In their systematic review and meta-analysis, the researchers parsed the results of 43 studies including a total of 1,090 participants and found that “concurrent training” (a training program that includes weightlifting and endurance training) didn’t lead to significantly smaller strength gains or less hypertrophy than weightlifting alone.

Further subanalyses showed that strength gain and hypertrophy were unaffected by the kind of endurance training performed, how often it was done, the proximity of the cardio and strength training workouts, or the age and experience level of the athlete. In other words, the researchers found that the “interference effect” simply wasn’t worth worrying about for most people.

At this point you might be wondering, if this is true, then where are all of the jacked marathon runners? 

An excellent question with a simple answer: the vast majority of studies that have looked at the interference effect and concurrent training as a whole have involved fairly low volume cardio programs—a few hours per week at most—which is less than 1/10th of what many competitive endurance athletes do.

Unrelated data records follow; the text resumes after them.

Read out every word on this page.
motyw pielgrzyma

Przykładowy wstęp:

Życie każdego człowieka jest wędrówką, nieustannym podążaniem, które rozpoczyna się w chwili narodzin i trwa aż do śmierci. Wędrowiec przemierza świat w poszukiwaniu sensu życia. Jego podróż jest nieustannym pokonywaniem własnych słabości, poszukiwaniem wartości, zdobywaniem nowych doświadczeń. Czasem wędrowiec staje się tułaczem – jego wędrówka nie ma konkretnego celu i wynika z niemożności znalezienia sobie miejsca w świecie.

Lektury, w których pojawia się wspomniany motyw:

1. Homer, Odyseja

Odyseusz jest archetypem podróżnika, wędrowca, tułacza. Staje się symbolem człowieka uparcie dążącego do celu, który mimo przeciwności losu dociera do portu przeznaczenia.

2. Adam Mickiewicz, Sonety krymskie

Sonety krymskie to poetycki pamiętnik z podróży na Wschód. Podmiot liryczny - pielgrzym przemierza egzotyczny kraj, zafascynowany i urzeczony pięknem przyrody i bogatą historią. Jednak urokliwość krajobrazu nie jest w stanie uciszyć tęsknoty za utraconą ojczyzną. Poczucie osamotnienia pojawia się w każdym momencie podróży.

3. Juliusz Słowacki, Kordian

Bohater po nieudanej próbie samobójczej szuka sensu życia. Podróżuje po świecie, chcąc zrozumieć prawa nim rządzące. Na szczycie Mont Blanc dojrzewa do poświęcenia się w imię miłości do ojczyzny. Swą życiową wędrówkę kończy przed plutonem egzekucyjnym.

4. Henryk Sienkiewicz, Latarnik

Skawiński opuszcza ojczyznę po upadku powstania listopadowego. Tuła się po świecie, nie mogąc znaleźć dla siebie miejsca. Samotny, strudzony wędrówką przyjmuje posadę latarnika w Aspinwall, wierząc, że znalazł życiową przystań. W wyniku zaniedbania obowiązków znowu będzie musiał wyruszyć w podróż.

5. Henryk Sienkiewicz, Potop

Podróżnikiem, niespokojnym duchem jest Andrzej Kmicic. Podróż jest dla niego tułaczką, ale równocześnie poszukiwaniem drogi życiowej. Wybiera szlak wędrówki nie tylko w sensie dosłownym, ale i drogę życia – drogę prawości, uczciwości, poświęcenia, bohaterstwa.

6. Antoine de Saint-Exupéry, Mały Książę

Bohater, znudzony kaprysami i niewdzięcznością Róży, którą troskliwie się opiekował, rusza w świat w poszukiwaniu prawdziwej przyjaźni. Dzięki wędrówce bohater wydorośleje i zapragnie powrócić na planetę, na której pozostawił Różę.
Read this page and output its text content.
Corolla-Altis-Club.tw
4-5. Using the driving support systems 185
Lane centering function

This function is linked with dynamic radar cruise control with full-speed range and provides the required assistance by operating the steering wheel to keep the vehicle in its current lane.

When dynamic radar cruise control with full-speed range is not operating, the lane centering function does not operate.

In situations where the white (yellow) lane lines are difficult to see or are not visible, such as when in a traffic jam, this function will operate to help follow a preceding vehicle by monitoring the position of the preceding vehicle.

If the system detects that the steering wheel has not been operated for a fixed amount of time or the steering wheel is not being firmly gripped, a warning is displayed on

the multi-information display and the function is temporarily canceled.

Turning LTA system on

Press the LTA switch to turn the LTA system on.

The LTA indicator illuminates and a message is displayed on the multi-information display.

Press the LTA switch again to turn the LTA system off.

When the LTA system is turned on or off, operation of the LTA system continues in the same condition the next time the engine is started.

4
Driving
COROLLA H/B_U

The takeaway from this study, then, isn’t that you can do as much cardio as you want without paying the piper, but that doing two or three hours of moderate intensity endurance training isn’t going to hurt your gains. (Which is also what I recommend in my programs for men and women).

The researchers also found that cardio did interfere with explosive strength (power), so you should be wary of how much cardio you do if you participate in sports like Olympic weightlifting, gymnastics, and so on. (Despite the name, “powerlifting” doesn’t require much explosive strength, so it wouldn’t fall into this category.)  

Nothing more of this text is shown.